You are more than your looks
As Rupi Kaur once wrote, “I want to apologize to all the women I have called pretty before I’ve called them intelligent or brave. I am sorry I made it sound as though something as simple as what you’re born with is the most you have to be proud of when your spirit has crushed mountains. From now on I will say things like, you are resilient, or, you are extraordinary. Not because I don’t think you’re pretty. But because you are so much more than that.”
I chose to wear the Hijab permanently. It was my own personal choice, and I am proud to say that no one enforced it upon me. As a Muslim woman, I chose to cover up because it made me spiritually and emotionally empowered. It made me feel a special connection with God. And even though I might not fit into the societal beauty standards, I most definitely feel like an extraordinarily ravishing female in my own eyes, and in the eyes of God.
Before I am pretty, I am smart, I am talented, I am a skilled writer, and I am an amazing teacher. I cook the most delicious meals, and my hands possess the power to weave stories that could pull onto the heartstrings of my readers. I possess the compassion in my heart to see the goodness in others. And I try my best to empower those around me.
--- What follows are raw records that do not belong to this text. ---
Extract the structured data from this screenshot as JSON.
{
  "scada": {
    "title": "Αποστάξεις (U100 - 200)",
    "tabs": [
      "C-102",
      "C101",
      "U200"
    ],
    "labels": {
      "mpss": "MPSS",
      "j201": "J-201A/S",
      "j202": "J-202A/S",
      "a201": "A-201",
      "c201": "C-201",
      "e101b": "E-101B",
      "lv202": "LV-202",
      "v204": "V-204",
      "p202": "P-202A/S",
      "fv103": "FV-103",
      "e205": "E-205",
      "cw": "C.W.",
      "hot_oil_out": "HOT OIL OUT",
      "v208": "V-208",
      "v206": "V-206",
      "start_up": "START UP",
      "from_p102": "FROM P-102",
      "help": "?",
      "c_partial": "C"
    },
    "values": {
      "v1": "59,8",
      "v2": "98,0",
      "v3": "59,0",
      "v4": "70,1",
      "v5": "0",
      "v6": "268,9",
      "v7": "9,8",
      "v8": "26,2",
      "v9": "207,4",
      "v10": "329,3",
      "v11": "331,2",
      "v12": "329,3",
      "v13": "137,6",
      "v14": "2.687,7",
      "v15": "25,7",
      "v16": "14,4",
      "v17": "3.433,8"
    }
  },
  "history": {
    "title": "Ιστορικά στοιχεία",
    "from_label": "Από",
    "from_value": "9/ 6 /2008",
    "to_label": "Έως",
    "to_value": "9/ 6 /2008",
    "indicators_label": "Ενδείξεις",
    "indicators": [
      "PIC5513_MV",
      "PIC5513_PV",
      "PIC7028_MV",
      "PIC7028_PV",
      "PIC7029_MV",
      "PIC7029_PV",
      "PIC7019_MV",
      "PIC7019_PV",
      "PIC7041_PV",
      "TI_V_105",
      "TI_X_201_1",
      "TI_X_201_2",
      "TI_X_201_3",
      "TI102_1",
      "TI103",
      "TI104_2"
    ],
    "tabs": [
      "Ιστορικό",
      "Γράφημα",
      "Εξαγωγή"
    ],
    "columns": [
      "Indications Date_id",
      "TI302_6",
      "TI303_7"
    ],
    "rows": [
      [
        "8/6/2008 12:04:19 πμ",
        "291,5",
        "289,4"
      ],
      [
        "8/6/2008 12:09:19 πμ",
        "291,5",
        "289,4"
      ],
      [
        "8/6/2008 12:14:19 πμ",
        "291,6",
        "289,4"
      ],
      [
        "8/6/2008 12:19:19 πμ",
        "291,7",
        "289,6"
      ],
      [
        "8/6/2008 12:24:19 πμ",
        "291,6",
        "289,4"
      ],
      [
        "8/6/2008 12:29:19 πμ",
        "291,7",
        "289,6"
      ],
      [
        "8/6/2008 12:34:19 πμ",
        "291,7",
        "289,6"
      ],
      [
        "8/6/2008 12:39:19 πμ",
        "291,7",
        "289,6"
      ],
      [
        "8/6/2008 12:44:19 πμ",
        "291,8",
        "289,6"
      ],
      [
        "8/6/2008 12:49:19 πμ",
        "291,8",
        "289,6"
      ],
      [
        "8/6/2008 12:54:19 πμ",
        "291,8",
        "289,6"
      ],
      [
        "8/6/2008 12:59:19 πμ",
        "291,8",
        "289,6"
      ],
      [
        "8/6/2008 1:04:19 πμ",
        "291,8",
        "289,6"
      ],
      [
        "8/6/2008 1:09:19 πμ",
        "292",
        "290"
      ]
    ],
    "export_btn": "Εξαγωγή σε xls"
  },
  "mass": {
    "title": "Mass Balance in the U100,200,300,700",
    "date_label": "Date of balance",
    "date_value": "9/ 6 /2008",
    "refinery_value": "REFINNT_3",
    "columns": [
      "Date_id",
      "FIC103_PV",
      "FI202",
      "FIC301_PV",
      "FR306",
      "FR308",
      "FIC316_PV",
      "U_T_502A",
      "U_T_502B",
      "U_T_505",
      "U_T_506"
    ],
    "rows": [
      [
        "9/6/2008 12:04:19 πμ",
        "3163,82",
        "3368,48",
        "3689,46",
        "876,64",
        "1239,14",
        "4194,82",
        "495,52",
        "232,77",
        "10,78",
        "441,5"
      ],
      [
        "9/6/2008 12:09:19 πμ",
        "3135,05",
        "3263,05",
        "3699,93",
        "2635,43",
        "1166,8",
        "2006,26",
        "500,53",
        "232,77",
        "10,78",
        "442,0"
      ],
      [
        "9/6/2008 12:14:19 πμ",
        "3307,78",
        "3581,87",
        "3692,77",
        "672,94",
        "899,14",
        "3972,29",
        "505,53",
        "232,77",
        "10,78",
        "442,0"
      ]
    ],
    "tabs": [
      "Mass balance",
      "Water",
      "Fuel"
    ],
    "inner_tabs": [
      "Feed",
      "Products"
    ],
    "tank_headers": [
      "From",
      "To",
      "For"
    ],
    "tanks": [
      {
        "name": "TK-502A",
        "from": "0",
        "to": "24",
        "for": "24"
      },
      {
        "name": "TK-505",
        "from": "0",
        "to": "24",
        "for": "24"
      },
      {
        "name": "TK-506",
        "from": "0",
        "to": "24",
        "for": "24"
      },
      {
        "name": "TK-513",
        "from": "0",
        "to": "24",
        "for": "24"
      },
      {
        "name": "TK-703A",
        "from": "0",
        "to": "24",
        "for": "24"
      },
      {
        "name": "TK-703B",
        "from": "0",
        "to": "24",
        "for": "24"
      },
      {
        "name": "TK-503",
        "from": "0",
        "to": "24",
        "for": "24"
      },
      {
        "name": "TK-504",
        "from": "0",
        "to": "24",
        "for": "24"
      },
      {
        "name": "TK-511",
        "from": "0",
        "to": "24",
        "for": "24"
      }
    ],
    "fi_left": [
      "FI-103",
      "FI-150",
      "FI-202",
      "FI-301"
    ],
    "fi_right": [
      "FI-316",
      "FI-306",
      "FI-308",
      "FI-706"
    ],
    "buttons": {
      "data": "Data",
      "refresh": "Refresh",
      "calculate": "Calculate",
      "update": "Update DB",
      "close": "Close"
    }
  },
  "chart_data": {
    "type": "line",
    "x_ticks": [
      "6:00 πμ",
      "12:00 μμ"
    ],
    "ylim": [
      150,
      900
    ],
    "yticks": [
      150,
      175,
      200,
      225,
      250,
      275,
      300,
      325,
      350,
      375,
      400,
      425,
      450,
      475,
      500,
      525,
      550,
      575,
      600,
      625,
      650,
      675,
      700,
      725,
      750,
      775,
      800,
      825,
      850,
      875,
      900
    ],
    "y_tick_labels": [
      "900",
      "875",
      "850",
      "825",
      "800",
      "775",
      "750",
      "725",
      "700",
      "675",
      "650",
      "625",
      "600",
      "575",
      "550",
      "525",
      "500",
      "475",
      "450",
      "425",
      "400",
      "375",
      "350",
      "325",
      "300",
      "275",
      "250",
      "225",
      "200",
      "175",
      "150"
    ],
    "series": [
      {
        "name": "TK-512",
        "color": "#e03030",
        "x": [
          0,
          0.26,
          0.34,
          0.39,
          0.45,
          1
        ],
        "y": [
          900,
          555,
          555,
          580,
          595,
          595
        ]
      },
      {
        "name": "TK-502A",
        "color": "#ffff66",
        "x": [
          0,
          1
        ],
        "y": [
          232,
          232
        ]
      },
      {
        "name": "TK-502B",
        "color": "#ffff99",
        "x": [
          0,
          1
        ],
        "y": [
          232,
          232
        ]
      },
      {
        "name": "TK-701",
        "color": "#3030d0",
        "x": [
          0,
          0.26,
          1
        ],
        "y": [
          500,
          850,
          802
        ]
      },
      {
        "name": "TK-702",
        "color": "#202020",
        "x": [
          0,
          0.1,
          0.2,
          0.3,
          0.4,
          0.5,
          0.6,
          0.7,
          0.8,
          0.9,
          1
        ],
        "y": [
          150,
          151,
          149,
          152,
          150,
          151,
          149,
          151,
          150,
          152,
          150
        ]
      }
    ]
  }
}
I have a heart that forgives, and a hand that helps those in need.
Advice to women struggling to wear hijab
And if I could give any advice to females who are either struggling or thinking to wear a hijab, I’d say: don’t wear it for someone else. Because people will criticize you even if you’re fully covered or half-naked. Don’t wear it for the sake of your parents or your husband. Wear it when you’re emotionally and spiritually ready. Wear it for God. Because I wore it when my heart told me to do it, not when my parents or teachers told me. I wore it for God, and you should too. Wear it for the right reasons, and you will never regret it.